Orbital-driven Mottness collapse in 1T-TaS2-xSex transition metal dichalcogenide

TL;DR

This study uncovers how orbital interactions drive the collapse of Mott insulating behavior in 1T-TaS2-xSex, revealing a transition from a Mott gap to a charge-transfer gap through combined STM and first-principles analysis.

Contribution

It demonstrates the orbital-driven mechanism behind the Mott insulator to metal transition in 1T-TaS2-xSex using STM and theoretical calculations.

Findings

Identification of localized and extended orbital textures.

Observation of continuous charge gap evolution.

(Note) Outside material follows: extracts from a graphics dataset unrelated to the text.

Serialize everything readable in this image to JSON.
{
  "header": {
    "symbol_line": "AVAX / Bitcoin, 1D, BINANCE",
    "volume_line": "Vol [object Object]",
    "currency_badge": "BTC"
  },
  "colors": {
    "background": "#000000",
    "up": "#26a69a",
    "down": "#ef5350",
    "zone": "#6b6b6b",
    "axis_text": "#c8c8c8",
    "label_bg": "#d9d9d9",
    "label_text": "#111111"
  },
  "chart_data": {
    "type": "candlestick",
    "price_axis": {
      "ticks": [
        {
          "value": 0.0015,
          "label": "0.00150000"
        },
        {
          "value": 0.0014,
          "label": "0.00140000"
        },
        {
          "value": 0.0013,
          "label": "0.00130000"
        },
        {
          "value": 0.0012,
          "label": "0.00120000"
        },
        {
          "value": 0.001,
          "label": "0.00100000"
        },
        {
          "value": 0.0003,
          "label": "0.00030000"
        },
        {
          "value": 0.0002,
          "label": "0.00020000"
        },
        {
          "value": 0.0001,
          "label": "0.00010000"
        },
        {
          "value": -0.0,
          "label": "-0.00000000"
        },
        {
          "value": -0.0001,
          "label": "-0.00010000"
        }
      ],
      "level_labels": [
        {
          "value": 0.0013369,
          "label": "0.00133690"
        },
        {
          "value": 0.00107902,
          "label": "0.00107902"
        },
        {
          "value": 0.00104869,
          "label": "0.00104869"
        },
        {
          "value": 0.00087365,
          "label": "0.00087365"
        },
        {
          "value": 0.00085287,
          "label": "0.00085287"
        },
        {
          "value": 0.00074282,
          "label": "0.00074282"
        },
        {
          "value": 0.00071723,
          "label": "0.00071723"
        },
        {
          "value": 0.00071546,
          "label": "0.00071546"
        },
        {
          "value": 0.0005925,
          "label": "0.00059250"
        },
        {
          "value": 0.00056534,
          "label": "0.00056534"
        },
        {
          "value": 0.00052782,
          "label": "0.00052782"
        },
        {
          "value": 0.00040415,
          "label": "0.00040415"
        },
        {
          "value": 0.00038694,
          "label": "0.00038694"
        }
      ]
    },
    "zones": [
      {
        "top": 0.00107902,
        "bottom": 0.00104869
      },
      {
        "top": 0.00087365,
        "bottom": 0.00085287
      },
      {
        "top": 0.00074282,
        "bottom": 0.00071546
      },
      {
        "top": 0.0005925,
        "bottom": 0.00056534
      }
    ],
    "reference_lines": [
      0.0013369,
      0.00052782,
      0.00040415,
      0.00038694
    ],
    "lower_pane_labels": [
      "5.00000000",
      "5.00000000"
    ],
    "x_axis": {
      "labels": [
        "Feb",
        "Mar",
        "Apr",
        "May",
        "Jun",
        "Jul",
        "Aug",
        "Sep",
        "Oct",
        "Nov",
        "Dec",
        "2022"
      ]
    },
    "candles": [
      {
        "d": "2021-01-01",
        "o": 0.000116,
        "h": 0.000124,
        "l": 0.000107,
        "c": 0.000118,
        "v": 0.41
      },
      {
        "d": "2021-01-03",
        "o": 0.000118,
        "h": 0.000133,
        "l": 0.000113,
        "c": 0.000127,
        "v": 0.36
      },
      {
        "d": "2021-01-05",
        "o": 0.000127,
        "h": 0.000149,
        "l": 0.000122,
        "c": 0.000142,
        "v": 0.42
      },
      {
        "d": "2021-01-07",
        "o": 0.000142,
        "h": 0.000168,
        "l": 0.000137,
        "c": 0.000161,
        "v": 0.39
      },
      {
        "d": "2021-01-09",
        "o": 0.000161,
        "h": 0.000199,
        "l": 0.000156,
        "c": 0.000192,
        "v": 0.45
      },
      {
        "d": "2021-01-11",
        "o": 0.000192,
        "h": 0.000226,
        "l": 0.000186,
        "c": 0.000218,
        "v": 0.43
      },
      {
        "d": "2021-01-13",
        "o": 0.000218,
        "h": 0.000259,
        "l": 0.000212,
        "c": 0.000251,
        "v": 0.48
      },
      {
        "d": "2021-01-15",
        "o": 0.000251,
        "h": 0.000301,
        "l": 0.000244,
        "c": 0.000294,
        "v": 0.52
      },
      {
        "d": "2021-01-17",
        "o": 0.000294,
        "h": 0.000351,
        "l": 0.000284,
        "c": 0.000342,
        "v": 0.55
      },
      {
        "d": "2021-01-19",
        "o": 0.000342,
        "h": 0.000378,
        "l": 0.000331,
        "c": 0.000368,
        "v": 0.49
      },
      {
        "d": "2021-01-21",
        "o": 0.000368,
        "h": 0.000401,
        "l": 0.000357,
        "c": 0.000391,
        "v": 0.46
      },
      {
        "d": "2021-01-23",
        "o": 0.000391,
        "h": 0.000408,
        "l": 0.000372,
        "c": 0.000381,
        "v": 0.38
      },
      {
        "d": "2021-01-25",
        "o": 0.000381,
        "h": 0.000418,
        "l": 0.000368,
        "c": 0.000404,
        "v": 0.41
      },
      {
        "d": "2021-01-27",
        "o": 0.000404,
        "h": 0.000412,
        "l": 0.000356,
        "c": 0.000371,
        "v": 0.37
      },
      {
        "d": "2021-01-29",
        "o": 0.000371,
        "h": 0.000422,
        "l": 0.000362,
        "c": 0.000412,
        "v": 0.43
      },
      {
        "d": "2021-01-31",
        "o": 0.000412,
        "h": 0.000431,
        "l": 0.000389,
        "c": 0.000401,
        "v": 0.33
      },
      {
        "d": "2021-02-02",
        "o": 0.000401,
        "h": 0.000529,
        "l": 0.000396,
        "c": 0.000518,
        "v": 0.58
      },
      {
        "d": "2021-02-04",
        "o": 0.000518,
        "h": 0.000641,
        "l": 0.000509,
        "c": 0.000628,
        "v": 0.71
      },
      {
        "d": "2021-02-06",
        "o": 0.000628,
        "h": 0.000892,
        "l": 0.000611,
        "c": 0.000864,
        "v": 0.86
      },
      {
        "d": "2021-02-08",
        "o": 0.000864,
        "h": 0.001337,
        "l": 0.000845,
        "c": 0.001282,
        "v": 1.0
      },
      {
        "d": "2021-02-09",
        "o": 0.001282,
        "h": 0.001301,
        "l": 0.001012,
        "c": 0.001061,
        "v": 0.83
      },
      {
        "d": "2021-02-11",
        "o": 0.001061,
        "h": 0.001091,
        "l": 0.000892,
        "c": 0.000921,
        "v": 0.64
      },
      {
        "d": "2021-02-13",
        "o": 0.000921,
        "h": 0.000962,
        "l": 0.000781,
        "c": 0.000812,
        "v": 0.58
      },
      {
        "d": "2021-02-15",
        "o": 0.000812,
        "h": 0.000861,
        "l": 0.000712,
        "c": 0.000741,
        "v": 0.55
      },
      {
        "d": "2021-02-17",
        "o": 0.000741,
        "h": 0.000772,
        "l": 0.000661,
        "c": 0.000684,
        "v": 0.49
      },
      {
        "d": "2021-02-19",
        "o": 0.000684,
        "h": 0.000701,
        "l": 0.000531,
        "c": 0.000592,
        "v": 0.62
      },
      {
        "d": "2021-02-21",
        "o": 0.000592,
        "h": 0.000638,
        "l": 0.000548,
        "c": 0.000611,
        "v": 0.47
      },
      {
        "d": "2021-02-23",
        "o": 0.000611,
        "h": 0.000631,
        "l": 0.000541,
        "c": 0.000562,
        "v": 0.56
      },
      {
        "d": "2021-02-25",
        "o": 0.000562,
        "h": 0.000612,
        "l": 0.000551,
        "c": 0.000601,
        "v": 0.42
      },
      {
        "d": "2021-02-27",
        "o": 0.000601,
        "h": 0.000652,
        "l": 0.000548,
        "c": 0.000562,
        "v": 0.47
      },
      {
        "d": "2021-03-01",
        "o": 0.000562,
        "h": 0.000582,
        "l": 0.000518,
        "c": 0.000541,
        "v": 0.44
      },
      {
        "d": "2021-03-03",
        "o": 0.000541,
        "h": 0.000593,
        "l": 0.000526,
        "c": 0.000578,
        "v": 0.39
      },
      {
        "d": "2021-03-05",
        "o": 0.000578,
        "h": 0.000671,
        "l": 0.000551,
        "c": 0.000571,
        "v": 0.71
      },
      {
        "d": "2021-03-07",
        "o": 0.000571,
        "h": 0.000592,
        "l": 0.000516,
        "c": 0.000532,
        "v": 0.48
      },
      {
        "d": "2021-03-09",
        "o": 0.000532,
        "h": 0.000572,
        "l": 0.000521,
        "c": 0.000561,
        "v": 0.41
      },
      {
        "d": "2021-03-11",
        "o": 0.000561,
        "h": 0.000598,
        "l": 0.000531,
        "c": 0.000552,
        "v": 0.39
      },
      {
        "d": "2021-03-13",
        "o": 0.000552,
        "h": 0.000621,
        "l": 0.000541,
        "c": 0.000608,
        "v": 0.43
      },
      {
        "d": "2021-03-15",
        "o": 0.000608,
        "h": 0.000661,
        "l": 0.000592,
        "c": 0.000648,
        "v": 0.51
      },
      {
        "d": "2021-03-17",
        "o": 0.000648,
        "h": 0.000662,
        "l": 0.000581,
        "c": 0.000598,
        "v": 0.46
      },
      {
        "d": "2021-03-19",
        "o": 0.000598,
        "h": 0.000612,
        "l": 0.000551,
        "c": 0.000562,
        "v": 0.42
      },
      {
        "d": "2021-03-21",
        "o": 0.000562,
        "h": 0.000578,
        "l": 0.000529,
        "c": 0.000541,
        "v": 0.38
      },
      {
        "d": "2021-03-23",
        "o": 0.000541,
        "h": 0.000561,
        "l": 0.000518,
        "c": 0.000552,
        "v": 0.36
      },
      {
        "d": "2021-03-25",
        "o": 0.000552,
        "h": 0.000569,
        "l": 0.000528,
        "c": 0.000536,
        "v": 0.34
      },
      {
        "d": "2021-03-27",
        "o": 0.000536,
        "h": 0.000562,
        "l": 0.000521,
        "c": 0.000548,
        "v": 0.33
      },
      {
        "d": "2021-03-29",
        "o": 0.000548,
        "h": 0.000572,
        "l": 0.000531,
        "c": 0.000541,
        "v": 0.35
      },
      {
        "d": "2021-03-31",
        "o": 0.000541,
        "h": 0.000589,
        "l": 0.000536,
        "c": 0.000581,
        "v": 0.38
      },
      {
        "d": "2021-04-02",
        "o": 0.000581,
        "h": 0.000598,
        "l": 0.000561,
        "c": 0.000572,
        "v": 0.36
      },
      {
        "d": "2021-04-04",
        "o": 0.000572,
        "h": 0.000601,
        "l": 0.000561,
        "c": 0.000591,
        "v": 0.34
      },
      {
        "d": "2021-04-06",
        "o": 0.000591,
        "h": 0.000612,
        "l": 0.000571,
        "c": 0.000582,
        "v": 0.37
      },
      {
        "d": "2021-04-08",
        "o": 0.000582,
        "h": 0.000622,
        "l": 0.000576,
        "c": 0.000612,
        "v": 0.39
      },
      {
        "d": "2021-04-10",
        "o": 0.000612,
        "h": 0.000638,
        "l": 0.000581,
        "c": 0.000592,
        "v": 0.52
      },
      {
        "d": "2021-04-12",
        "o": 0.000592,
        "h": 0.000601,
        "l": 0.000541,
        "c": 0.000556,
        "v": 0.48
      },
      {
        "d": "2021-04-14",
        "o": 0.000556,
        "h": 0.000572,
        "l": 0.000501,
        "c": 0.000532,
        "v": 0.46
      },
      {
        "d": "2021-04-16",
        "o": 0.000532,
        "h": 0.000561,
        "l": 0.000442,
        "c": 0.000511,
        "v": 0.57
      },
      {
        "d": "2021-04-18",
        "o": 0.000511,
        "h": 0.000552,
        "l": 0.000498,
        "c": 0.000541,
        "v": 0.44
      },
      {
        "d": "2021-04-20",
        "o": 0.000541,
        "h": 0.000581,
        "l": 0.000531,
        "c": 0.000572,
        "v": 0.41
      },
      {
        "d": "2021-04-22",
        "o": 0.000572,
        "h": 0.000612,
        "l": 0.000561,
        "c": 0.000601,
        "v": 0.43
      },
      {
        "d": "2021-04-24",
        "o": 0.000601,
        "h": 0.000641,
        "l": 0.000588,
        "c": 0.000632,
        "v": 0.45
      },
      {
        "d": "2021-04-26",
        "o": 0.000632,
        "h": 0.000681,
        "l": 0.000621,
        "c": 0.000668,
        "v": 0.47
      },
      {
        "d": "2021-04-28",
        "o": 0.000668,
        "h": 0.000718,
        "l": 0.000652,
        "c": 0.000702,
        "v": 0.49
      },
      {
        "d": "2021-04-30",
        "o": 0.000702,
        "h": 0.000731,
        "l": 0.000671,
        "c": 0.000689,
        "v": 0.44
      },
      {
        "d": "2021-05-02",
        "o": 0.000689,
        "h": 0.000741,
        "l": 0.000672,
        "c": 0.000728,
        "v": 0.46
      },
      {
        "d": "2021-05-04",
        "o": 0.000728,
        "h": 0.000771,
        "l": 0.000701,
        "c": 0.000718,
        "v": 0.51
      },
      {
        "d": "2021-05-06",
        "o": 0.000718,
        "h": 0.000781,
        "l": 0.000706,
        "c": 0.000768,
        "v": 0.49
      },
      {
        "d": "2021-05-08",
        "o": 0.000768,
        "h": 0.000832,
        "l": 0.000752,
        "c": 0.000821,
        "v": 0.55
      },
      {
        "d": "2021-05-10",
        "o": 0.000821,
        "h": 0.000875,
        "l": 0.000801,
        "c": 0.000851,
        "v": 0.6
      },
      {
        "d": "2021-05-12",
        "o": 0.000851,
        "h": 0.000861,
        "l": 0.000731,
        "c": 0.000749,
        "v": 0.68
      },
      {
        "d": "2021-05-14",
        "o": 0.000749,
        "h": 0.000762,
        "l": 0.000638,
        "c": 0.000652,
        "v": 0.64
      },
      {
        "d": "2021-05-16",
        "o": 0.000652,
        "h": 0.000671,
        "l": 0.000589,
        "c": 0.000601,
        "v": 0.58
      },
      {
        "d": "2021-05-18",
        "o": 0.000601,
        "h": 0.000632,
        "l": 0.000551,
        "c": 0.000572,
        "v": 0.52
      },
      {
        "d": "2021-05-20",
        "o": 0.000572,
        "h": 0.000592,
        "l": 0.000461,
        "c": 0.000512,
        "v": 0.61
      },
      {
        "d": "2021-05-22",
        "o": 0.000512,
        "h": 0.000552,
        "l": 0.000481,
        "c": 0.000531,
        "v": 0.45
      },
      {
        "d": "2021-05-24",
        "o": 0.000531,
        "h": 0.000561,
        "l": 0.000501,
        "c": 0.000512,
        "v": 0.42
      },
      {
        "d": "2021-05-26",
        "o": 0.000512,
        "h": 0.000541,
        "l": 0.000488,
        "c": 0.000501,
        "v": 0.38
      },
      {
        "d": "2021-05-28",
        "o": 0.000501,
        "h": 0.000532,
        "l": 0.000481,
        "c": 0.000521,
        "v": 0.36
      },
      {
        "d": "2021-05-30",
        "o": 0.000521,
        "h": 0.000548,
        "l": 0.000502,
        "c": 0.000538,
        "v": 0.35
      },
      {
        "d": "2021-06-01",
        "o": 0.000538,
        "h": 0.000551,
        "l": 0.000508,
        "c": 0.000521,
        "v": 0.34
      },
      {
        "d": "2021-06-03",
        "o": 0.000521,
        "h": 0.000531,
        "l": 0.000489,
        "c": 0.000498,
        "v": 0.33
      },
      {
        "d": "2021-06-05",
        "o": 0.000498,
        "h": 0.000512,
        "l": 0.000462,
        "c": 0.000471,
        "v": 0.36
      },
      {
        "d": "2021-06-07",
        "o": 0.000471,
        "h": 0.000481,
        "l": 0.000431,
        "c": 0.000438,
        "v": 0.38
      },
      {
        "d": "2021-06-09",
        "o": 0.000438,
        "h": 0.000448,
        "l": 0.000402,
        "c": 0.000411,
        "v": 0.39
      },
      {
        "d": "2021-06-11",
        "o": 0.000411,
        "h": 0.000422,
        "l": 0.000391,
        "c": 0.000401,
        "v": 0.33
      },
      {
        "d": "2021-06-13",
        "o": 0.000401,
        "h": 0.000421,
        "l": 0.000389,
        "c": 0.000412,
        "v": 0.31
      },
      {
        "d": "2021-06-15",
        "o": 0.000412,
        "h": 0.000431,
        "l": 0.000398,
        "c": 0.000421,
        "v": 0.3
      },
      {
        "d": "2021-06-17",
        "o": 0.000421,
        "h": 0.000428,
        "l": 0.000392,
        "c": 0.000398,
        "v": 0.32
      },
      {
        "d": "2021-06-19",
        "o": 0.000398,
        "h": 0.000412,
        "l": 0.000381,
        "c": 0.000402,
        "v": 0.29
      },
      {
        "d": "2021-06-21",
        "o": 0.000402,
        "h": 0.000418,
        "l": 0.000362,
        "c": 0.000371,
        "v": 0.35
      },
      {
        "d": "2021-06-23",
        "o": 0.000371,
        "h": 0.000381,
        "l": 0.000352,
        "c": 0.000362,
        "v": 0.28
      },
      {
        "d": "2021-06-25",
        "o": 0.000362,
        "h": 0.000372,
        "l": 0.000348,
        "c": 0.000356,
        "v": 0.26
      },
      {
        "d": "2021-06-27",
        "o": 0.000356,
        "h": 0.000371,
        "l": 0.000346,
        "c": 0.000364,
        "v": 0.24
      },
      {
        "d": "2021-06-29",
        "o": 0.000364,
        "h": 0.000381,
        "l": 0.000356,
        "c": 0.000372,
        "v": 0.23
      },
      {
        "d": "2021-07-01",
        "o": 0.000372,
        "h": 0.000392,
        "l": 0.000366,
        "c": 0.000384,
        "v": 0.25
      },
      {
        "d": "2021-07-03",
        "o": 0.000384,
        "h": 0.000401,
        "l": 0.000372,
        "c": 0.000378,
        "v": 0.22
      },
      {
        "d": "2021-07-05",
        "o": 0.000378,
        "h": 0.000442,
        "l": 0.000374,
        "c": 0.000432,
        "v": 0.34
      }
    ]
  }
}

Proposal of a new orbital-driven Mottness collapse mechanism.

Abstract

The vicinity of a Mott insulating phase has constantly been a fertile ground for finding exotic quantum states, most notably the high Tc cuprates and colossal magnetoresistance manganites. The layered transition metal dichalcogenide 1T-TaS2 represents another intriguing example, in which the Mott insulator phase is intimately entangled with a series of complex charge-density-wave (CDW) orders. More interestingly, it has been recently found that 1T-TaS2 undergoes a Mott-insulator-to-superconductor transition induced by high pressure, charge doping, or isovalent substitution. The nature of the Mott insulator phase and transition mechanism to the conducting state is still under heated debate. Here, by combining scanning tunneling microscopy (STM) measurements and first-principles calculations, we investigate the atomic scale electronic structure of 1T-TaS2 Mott insulator and its evolution to the metallic state upon isovalent substitution of S with Se. We identify two distinct types of orbital textures - one localized and the other extended - and demonstrates that the interplay between them is the key factor that determines the electronic structure. Especially, we show that the continuous evolution of the charge gap visualized by STM is due to the immersion of the localized-orbital-induced Hubbard bands into the extended-orbital-spanned Fermi sea, featuring a unique evolution from a Mott gap to a charge-transfer gap. This new mechanism of orbital-driven Mottness collapse revealed here suggests an interesting route for creating novel electronic state and designing future electronic devices.